Léa hocha la tête avec peine. Elle était de toute façon trop fatiguée pour faire le moindre geste. Sa gorge était sèche, goudronnée. D’un signe de tête, elle demanda à Malékith de lui servir de l’eau.
« — Combien de temps ?
— Une semaine. C’est pas passé loin, vous savez. La balle s’est plantée à côté de votre colonne vertébrale, et ils arrivaient pas à vous endormir avec toute la drogue que vous aviez dans le sang. Une fois que ça s’est calmé, ils ont pu vous opérer, mais ils n’étaient pas sûrs que vous vous réveillerez. »
Elle se leva et parcouru la pièce de long en large, devant Léa, en serrant ses bras contre elle. L’expression de son visage était difficile à lire sous ses tatouages lui faisant un masque qui empêchait de faire le point. Durant l’entretien d’embauche, un an auparavant, elle avait expliqué que c’était une forme de camouflage, pour tromper les systèmes de reconnaissance faciale. Un motif inspiré des navires militaires de la première guerre mondiale. Pour le moment, Léa avait surtout mal au crâne.
« — Bah on dirait que ça a marché. Arrête de bouger, c’est… fatigant.
— Oui, désolée. Nyobe est restée sous la protection de deux gardes toute la semaine, mais il n’y a pas eu d’autres attaques. L’île est fermée aux nouveaux arrivants, tous les conteneurs sont scannés à l’entrée. Pour le moment, j’ai l’impression qu’on est tiré d’affaire. J’ai collé un espion dans le réseau pour m’assurer qu’on ne nous réservait aucune mauvaise surprise. Et j’ai un oiseau en vol en permanence. Le gamin, Stéphane, je l’ai foutu sur quelques trucs histoire qu’il s’améliore. »

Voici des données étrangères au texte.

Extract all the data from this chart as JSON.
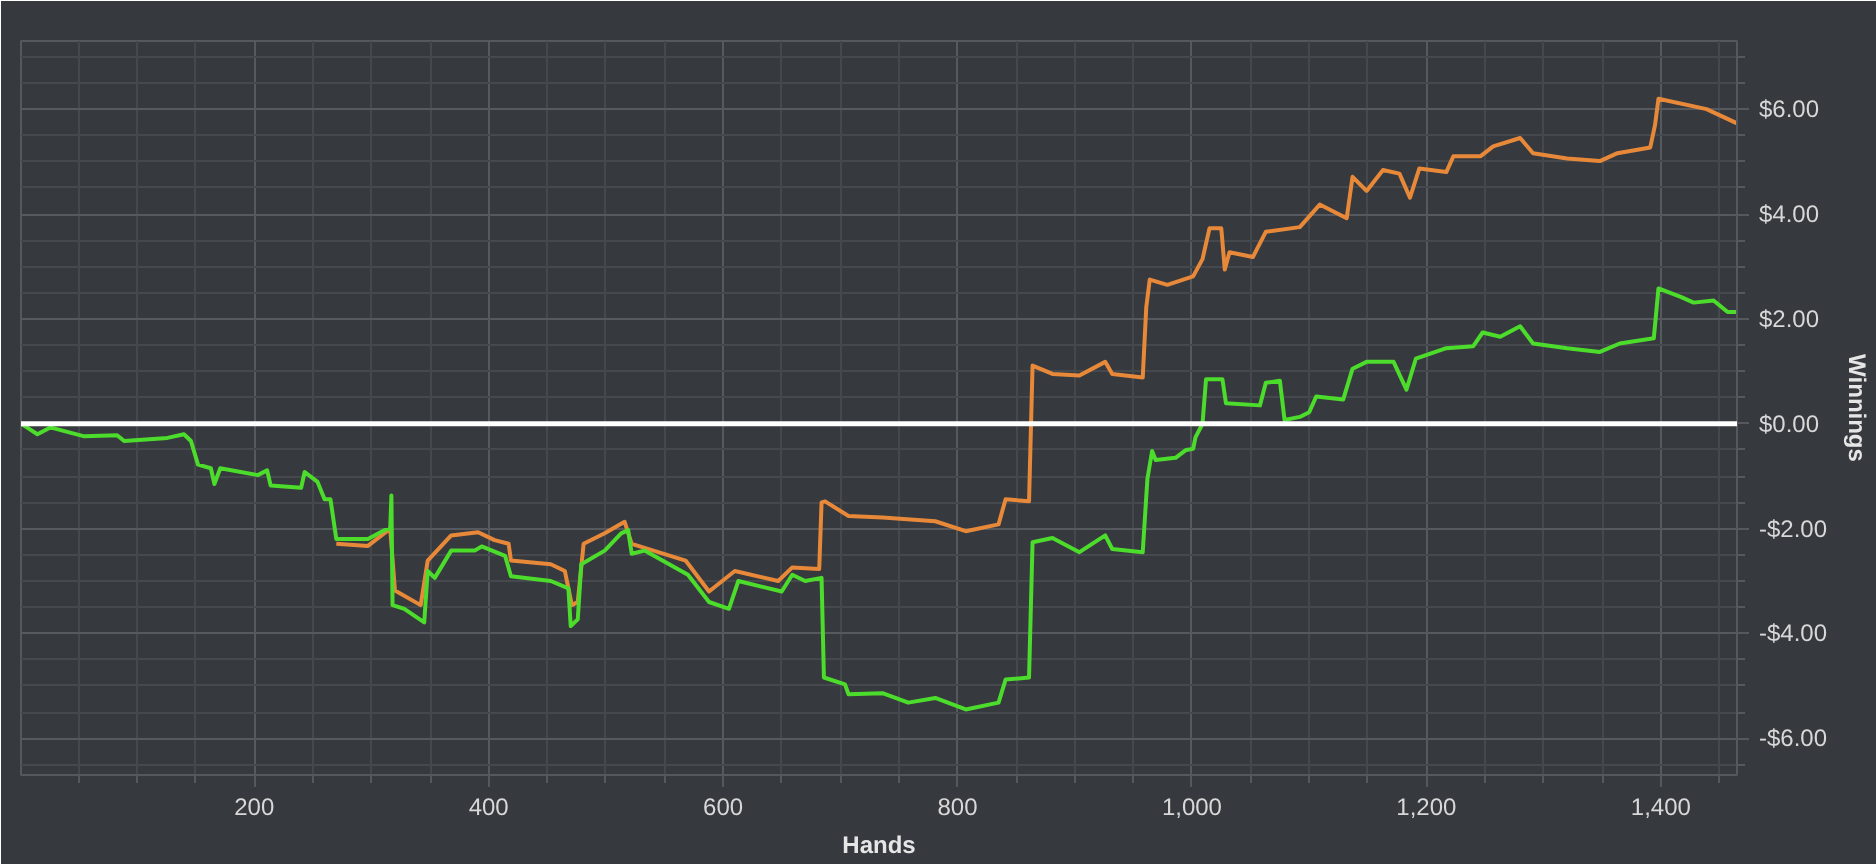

Joignant le geste à la parole, elle s’assit sur sa chaise et leva le petit ordinateur portable qu’elle portait toujours avec elle. L’écran renvoyait l’image des caméras du drone. Le ciel était clair, et la mer très grise et calme. L’aéronef autonome fit une brusque embardée pour éviter une mouette qui lui coupait la route. Le virage l’amena au-dessus de la verrière qui couvrait la base de l’île, sous laquelle transparaissait le vert des arbres. L’écran clignota, signe que les défenses automatisées l’avaient accroché. Malékith effleura le clavier pour changer la trajectoire, avant de reprendre.
« — Sinon… Zac est dans le coma. Dans la chambre d’à côté. »
Léa ouvrit grand les yeux, cette fois-ci tout à fait réveillée. Plus qu’à ses ordres, son équipe était sous sa responsabilité. C’était son devoir de s’assurer qu’ils ne soient pas blessés. Manifestement, elle avait échoué.
« — Que disent les médecins ?
— Il a eu une grande partie de la peau brûlée par l’explosion, et ils ont peur que les poumons aient été touchés. Ils ont dû lui enlever un bon paquet de ses muscles pour pouvoir le raccommoder.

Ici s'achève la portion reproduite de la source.